|All hail the rule of the ninnies in The Hunger Games: Catching Fire.|
««½ The Hunger Games: Catching Fire. Written by Simon Beaufoy & Michael Arndt, based on the novel by Suzanne Collins. At area theaters.
Suzanne Collins' Hunger Games series is a lot like Mount Rushmore. For its prominence on the planetary cultural scene, its triumph of impact over art, it's something one remotely admires instead of loves. Missing the movie based on the sequel, Catching Fire, just wasn't an option for a father of an eleven year-old daughter. Having liked the first movie—more or less—this critic resigned himself to the sequel with a prayer: Dear Lord, how bad could it be?
Fortunately, prayers were unnecessary.
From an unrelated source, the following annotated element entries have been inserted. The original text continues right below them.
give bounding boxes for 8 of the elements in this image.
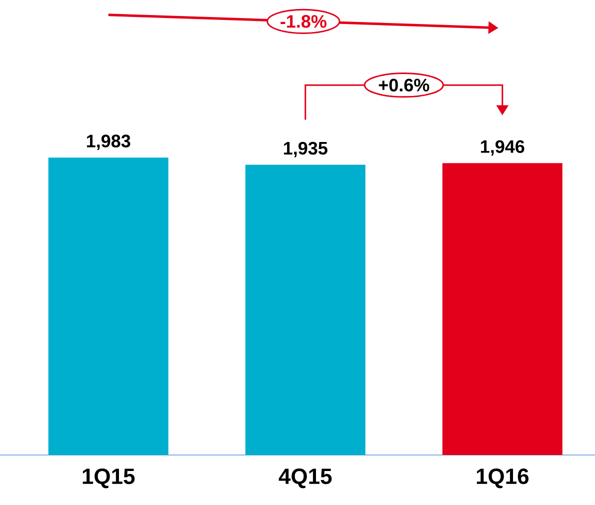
text: +0.6%: [378, 78, 430, 92]
data-label: 1,935: [284, 142, 328, 158]
x-tick-label: 1Q15: [82, 468, 135, 488]
text: -1.8%: [280, 15, 326, 28]
x-tick-label: 1Q16: [476, 468, 529, 488]
data-label: 1,983: [86, 134, 130, 150]
data-label: 1,946: [481, 140, 524, 156]
x-tick-label: 4Q15: [278, 468, 332, 488]
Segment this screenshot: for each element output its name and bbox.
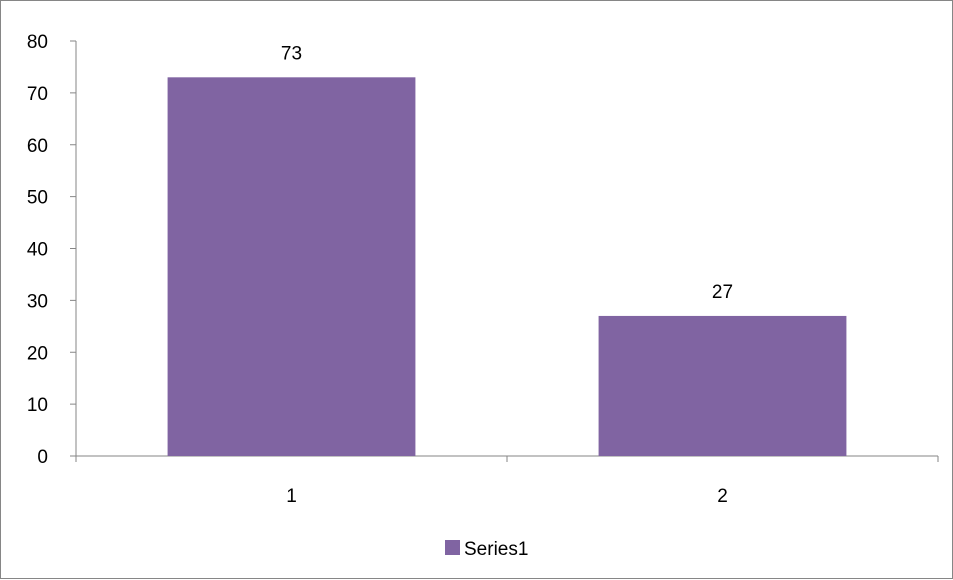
y-tick-label: 80 (27, 32, 48, 53)
bar-2 (598, 315, 847, 456)
data-label-2: 27 (712, 282, 733, 303)
legend: Series1 (445, 539, 528, 560)
legend-swatch (445, 540, 460, 555)
y-tick-label: 30 (27, 291, 48, 312)
y-tick-label: 50 (27, 188, 48, 209)
x-tick-label: 2 (717, 486, 728, 507)
data-label-1: 73 (281, 43, 302, 64)
y-tick-label: 60 (27, 136, 48, 157)
bar-1 (167, 77, 416, 456)
y-tick-label: 0 (37, 447, 48, 468)
bars (167, 77, 847, 456)
legend-label: Series1 (464, 539, 528, 560)
y-axis: 0 10 20 30 40 50 60 70 80 (27, 32, 77, 468)
x-tick-label: 1 (286, 486, 297, 507)
data-labels: 73 27 (281, 43, 733, 303)
y-tick-label: 10 (27, 395, 48, 416)
y-tick-label: 20 (27, 343, 48, 364)
y-tick-label: 40 (27, 240, 48, 261)
y-tick-label: 70 (27, 84, 48, 105)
Catching Fire has many of the same flaws as the first movie, but also a minor surprise: a faint hint of world-weariness, of consciousness that winning, at games or otherwise, can have costs almost as great as losing. The villains in Collins' book have truly awful classical-inspired names like "Claudius Templesmith" and "Plutarch Heavensbee", but she missed an obvious Romanism for her title: Hunger Games: Pyrrhic Victory.
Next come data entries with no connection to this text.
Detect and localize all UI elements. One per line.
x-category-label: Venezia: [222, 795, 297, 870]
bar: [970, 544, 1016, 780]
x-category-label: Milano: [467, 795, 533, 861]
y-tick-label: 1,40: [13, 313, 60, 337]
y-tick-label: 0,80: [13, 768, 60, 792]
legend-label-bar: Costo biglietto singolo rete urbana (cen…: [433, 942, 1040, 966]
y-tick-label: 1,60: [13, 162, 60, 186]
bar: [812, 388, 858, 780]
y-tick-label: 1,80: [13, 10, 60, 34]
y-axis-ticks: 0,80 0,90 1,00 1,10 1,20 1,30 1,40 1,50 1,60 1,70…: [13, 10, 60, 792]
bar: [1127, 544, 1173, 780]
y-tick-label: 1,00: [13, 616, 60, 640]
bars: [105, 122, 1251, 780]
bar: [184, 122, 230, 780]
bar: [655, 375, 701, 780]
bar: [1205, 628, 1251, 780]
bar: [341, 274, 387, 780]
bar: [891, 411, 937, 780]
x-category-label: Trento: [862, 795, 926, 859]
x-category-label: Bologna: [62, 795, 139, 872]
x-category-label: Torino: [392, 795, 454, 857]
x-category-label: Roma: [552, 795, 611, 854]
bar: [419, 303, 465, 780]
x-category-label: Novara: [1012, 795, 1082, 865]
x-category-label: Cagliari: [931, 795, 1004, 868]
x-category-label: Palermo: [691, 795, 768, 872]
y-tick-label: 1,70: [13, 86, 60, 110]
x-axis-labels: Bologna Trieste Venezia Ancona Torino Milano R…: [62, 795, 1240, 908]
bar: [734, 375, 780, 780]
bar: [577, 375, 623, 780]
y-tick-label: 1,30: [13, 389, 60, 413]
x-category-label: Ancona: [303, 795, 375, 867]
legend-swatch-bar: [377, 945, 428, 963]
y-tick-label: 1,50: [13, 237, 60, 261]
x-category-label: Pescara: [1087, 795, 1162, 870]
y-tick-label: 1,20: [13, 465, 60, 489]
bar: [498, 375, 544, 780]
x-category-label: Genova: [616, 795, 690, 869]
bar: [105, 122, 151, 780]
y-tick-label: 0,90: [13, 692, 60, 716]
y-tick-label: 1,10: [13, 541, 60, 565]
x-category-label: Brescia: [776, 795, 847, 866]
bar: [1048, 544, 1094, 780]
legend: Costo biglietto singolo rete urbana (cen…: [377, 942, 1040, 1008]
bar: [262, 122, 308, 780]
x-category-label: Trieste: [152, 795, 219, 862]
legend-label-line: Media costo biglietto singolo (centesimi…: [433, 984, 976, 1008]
The sequel finds Collins' heroine, Katniss Everdeen (Jennifer Lawrence) living in a big, state-provided mansion after her survival in the 74th Hunger Games, a gladiatorial contest between the subjects of the tyrannical rule of the Capital. Katniss, though embarrassed by her special treatment, has become a folk hero to the proles. With an aversion to sharing the stage verging on the Putinesque, President Snow (Donald Sutherland) wants her dead. To that end, he enlists Plutarch (Philip Seymour Hoffman) to engineer her on-camera demise in the 75th anniversary Games—a special "all-star" edition pitting previous winners against each other.
Once again, Jennifer Lawrence brings more authenticity to the character of Katniss than any big-budget, tent-pole movie like this really deserves. Whether going it alone, as she did in the first movie, or juggling allies Survivor-style here, she's rarely not compelling, rarely standing safely outside the somewhat contrived, half-baked dystopia Collins has conjured.
Trouble is, that contrivance is still there, and doesn't improve with familiarity. Somehow, we're supposed to be afraid of a regime populated by pouffed ninnies like Elfie Trinket (Elizabeth Banks in pancake make-up) and "Caesar Flickermann" (Stanley Tucci with radioactively brilliant teeth). Somehow, everybody is supposed to travel around the Capital's continent-sized domain in Obama's high-speed trains, with aircraft kept oddly beyond consideration. Collins can't decide if her dystopia is ancient Rome without the glory, or pre-Revolutionary France without the culottes.
Like The Empire Strikes Back, Catching Fire doesn't end as much as set up the first scene in the next movie. Judging from the audience's reaction, they seem more than willing to follow Katniss anywhere. How bad it could it be?